I have been subscribing to The New Yorker magazine for over 25 years, enjoying innumerable articles of interest spanning issues as disparate as bananas (and the threat thereto) to St. Augustine. However, my favorite contributor to the magazine has been Dr. Oliver Sacks, Professor of Neurology at NYU School of Medicine, author of Awakenings and Musicphilia who passed away on August of 2015. In an article written for The New Yorker in August of 2010, Dr. Sacks wrote about his lifelong struggles with an inability to recognize faces, known as prosopagnosia.
This deficit was quite profound for Dr. Sacks as he wrote of being unable to recognize his assistant, Kate, after working with her for six years, when encountered in unfamiliar territory. He also noted that she would ask the guests to his birthday party to wear name tags. This deficit also extended to his recognition of places, describing how he once became lost in his own neighborhood for two hours before his landlord spotted him and called him over.
Dr. Sacks assumed that he was just “very bad at recognizing faces” and that it was “within the limits of normal variation” until he visited his brother in Australia, whom he had rarely seen over the preceding 35 years, discovering that he, too, had “exactly the same difficulties recognizing faces and places”, at which point he realized that their condition was unique and attributable to the aforementioned diagnosis.
Dr. Sacks goes on to relate the history of neurology whereby Paul Broca discovered Broca’s area, the frontal lobes of the left side, which if damaged could result in expressive aphasia (the inability to speak), leading to what Dr. Sacks described as the famous statement “We speak with the left hemisphere”. Dr. Sacks ultimately opines that the area in charge of facial recognition has been located in the “fusiform face area” in the underside of the occipitotemporal cortex. Thus, Dr. Sacks spoke of both the neurological and the genetic causes of his condition.

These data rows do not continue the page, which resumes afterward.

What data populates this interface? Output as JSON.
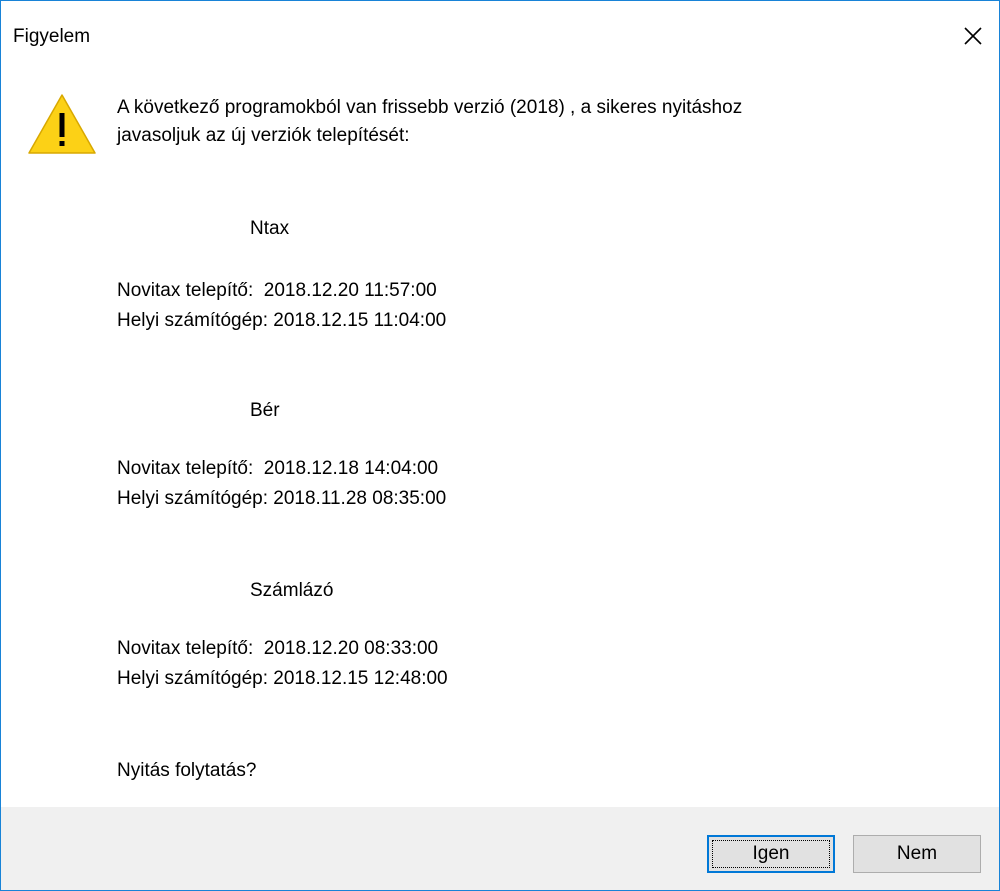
{
  "window": {
    "title": "Figyelem"
  },
  "dialog": {
    "message_line1": "A következő programokból van frissebb verzió (2018) , a sikeres nyitáshoz",
    "message_line2": "javasoljuk az új verziók telepítését:",
    "sections": [
      {
        "name": "Ntax",
        "installer": "Novitax telepítő:  2018.12.20 11:57:00",
        "local": "Helyi számítógép: 2018.12.15 11:04:00"
      },
      {
        "name": "Bér",
        "installer": "Novitax telepítő:  2018.12.18 14:04:00",
        "local": "Helyi számítógép: 2018.11.28 08:35:00"
      },
      {
        "name": "Számlázó",
        "installer": "Novitax telepítő:  2018.12.20 08:33:00",
        "local": "Helyi számítógép: 2018.12.15 12:48:00"
      }
    ],
    "question": "Nyitás folytatás?"
  },
  "buttons": {
    "yes_mnemonic": "I",
    "yes_rest": "gen",
    "no_mnemonic": "N",
    "no_rest": "em"
  },
  "icons": {
    "close": "close-icon",
    "warning": "warning-icon"
  },
  "colors": {
    "window_border": "#1883d7",
    "footer_bg": "#f0f0f0",
    "default_button_border": "#0078d7",
    "warning_yellow": "#fcd116"
  }
}
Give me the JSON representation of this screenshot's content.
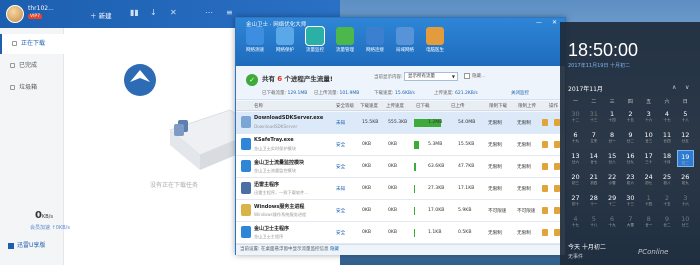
{
  "thunder": {
    "user": "thr102...",
    "vip": "VIP7",
    "new_btn": "＋ 新建",
    "sidebar": [
      {
        "label": "正在下载"
      },
      {
        "label": "已完成"
      },
      {
        "label": "垃圾箱"
      }
    ],
    "speed": "0",
    "speed_unit": "KB/s",
    "speed_sub": "会员加速 ↑0KB/s",
    "vip_btn": "迅雷U享版",
    "empty_text": "没有正在下载任务"
  },
  "security": {
    "title": "金山卫士 · 网络优化大师",
    "toolbar": [
      {
        "label": "网络测速",
        "color": "#3d8ee0"
      },
      {
        "label": "网络保护",
        "color": "#5aa8e8"
      },
      {
        "label": "流量监控",
        "color": "#2bb0a8"
      },
      {
        "label": "流量管理",
        "color": "#4cb84c"
      },
      {
        "label": "网络连接",
        "color": "#3a7fd0"
      },
      {
        "label": "局域网络",
        "color": "#5793d8"
      },
      {
        "label": "电脑医生",
        "color": "#e29b3d"
      }
    ],
    "summary_prefix": "共有",
    "summary_count": "6",
    "summary_suffix": "个进程产生流量!",
    "dl_total_label": "已下载流量:",
    "dl_total": "129.1MB",
    "ul_total_label": "已上传流量:",
    "ul_total": "101.9MB",
    "dl_speed_label": "下载速度:",
    "dl_speed": "15.6KB/s",
    "ul_speed_label": "上传速度:",
    "ul_speed": "621.2KB/s",
    "filter_label": "当前显示内容:",
    "filter_value": "显示所有流量",
    "hide_label": "隐藏...",
    "close_monitor": "关闭监控",
    "columns": [
      "名称",
      "安全等级",
      "下载速度",
      "上传速度",
      "已下载",
      "已上传",
      "限制下载",
      "限制上传",
      "操作"
    ],
    "rows": [
      {
        "name": "DownloadSDKServer.exe",
        "desc": "DownloadSDKServer",
        "level": "未知",
        "dl": "15.5KB",
        "ul": "555.3KB",
        "dl_total": "1.2MB",
        "ul_total": "54.0MB",
        "lim_dl": "无限制",
        "lim_ul": "无限制",
        "icon": "#7aa6d6",
        "bar": 0.9,
        "selected": true
      },
      {
        "name": "KSafeTray.exe",
        "desc": "金山卫士实时保护模块",
        "level": "安全",
        "dl": "0KB",
        "ul": "0KB",
        "dl_total": "5.3MB",
        "ul_total": "15.5KB",
        "lim_dl": "无限制",
        "lim_ul": "无限制",
        "icon": "#2f86d6",
        "bar": 0.15,
        "selected": false
      },
      {
        "name": "金山卫士流量监控模块",
        "desc": "金山卫士流量监控模块",
        "level": "安全",
        "dl": "0KB",
        "ul": "0KB",
        "dl_total": "63.6KB",
        "ul_total": "47.7KB",
        "lim_dl": "无限制",
        "lim_ul": "无限制",
        "icon": "#2f86d6",
        "bar": 0.05,
        "selected": false
      },
      {
        "name": "迅雷主程序",
        "desc": "迅雷主程序，一款下载软件...",
        "level": "未知",
        "dl": "0KB",
        "ul": "0KB",
        "dl_total": "27.3KB",
        "ul_total": "17.1KB",
        "lim_dl": "无限制",
        "lim_ul": "无限制",
        "icon": "#4a6fa5",
        "bar": 0.04,
        "selected": false
      },
      {
        "name": "Windows服务主进程",
        "desc": "Windows操作系统服务进程",
        "level": "安全",
        "dl": "0KB",
        "ul": "0KB",
        "dl_total": "17.0KB",
        "ul_total": "5.9KB",
        "lim_dl": "不可限速",
        "lim_ul": "不可限速",
        "icon": "#d9b34a",
        "bar": 0.03,
        "selected": false
      },
      {
        "name": "金山卫士主程序",
        "desc": "金山卫士主程序",
        "level": "安全",
        "dl": "0KB",
        "ul": "0KB",
        "dl_total": "1.1KB",
        "ul_total": "0.5KB",
        "lim_dl": "无限制",
        "lim_ul": "无限制",
        "icon": "#2f86d6",
        "bar": 0.01,
        "selected": false
      }
    ],
    "footer_prefix": "当前设置:",
    "footer_text": "在桌面悬浮窗中显示流量监控信息",
    "footer_link": "隐藏"
  },
  "calendar": {
    "time": "18:50:00",
    "date": "2017年11月19日  十月初二",
    "month": "2017年11月",
    "weekdays": [
      "一",
      "二",
      "三",
      "四",
      "五",
      "六",
      "日"
    ],
    "days": [
      {
        "d": "30",
        "l": "十二",
        "dim": true
      },
      {
        "d": "31",
        "l": "十三",
        "dim": true
      },
      {
        "d": "1",
        "l": "十四"
      },
      {
        "d": "2",
        "l": "十五"
      },
      {
        "d": "3",
        "l": "十六"
      },
      {
        "d": "4",
        "l": "十七"
      },
      {
        "d": "5",
        "l": "十八"
      },
      {
        "d": "6",
        "l": "十九"
      },
      {
        "d": "7",
        "l": "立冬"
      },
      {
        "d": "8",
        "l": "廿一"
      },
      {
        "d": "9",
        "l": "廿二"
      },
      {
        "d": "10",
        "l": "廿三"
      },
      {
        "d": "11",
        "l": "廿四"
      },
      {
        "d": "12",
        "l": "廿五"
      },
      {
        "d": "13",
        "l": "廿六"
      },
      {
        "d": "14",
        "l": "廿七"
      },
      {
        "d": "15",
        "l": "廿八"
      },
      {
        "d": "16",
        "l": "廿九"
      },
      {
        "d": "17",
        "l": "三十"
      },
      {
        "d": "18",
        "l": "十月"
      },
      {
        "d": "19",
        "l": "初二",
        "today": true
      },
      {
        "d": "20",
        "l": "初三"
      },
      {
        "d": "21",
        "l": "初四"
      },
      {
        "d": "22",
        "l": "小雪"
      },
      {
        "d": "23",
        "l": "初六"
      },
      {
        "d": "24",
        "l": "初七"
      },
      {
        "d": "25",
        "l": "初八"
      },
      {
        "d": "26",
        "l": "初九"
      },
      {
        "d": "27",
        "l": "初十"
      },
      {
        "d": "28",
        "l": "十一"
      },
      {
        "d": "29",
        "l": "十二"
      },
      {
        "d": "30",
        "l": "十三"
      },
      {
        "d": "1",
        "l": "十四",
        "dim": true
      },
      {
        "d": "2",
        "l": "十五",
        "dim": true
      },
      {
        "d": "3",
        "l": "十六",
        "dim": true
      },
      {
        "d": "4",
        "l": "十七",
        "dim": true
      },
      {
        "d": "5",
        "l": "十八",
        "dim": true
      },
      {
        "d": "6",
        "l": "十九",
        "dim": true
      },
      {
        "d": "7",
        "l": "大雪",
        "dim": true
      },
      {
        "d": "8",
        "l": "廿一",
        "dim": true
      },
      {
        "d": "9",
        "l": "廿二",
        "dim": true
      },
      {
        "d": "10",
        "l": "廿三",
        "dim": true
      }
    ],
    "footer": "今天 十月初二",
    "no_events": "无事件",
    "watermark": "PConline"
  }
}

This leads me to ponder my own peculiar deficit which is remembering names. Faces are no problem, those are remembered for years, and yet ultimately learning and retaining people’s names is a significant struggle for me and generally occurs only after significant contact over a period of time.
Nominal aphasia is a term used to describe an inability to remember names in a broad context, but my version is related to people only and I assume is relatively “within the limits of normal variation”. Nonetheless, it is bothersome and leads me to ponder the genetic/neurological variables involved. Thus, if you see me out and about, and I forget your name, don’t blame me – it’s something to do with my parents or my brain!
John Brennan, JD, PsyD is an Associate Faculty member at MSP.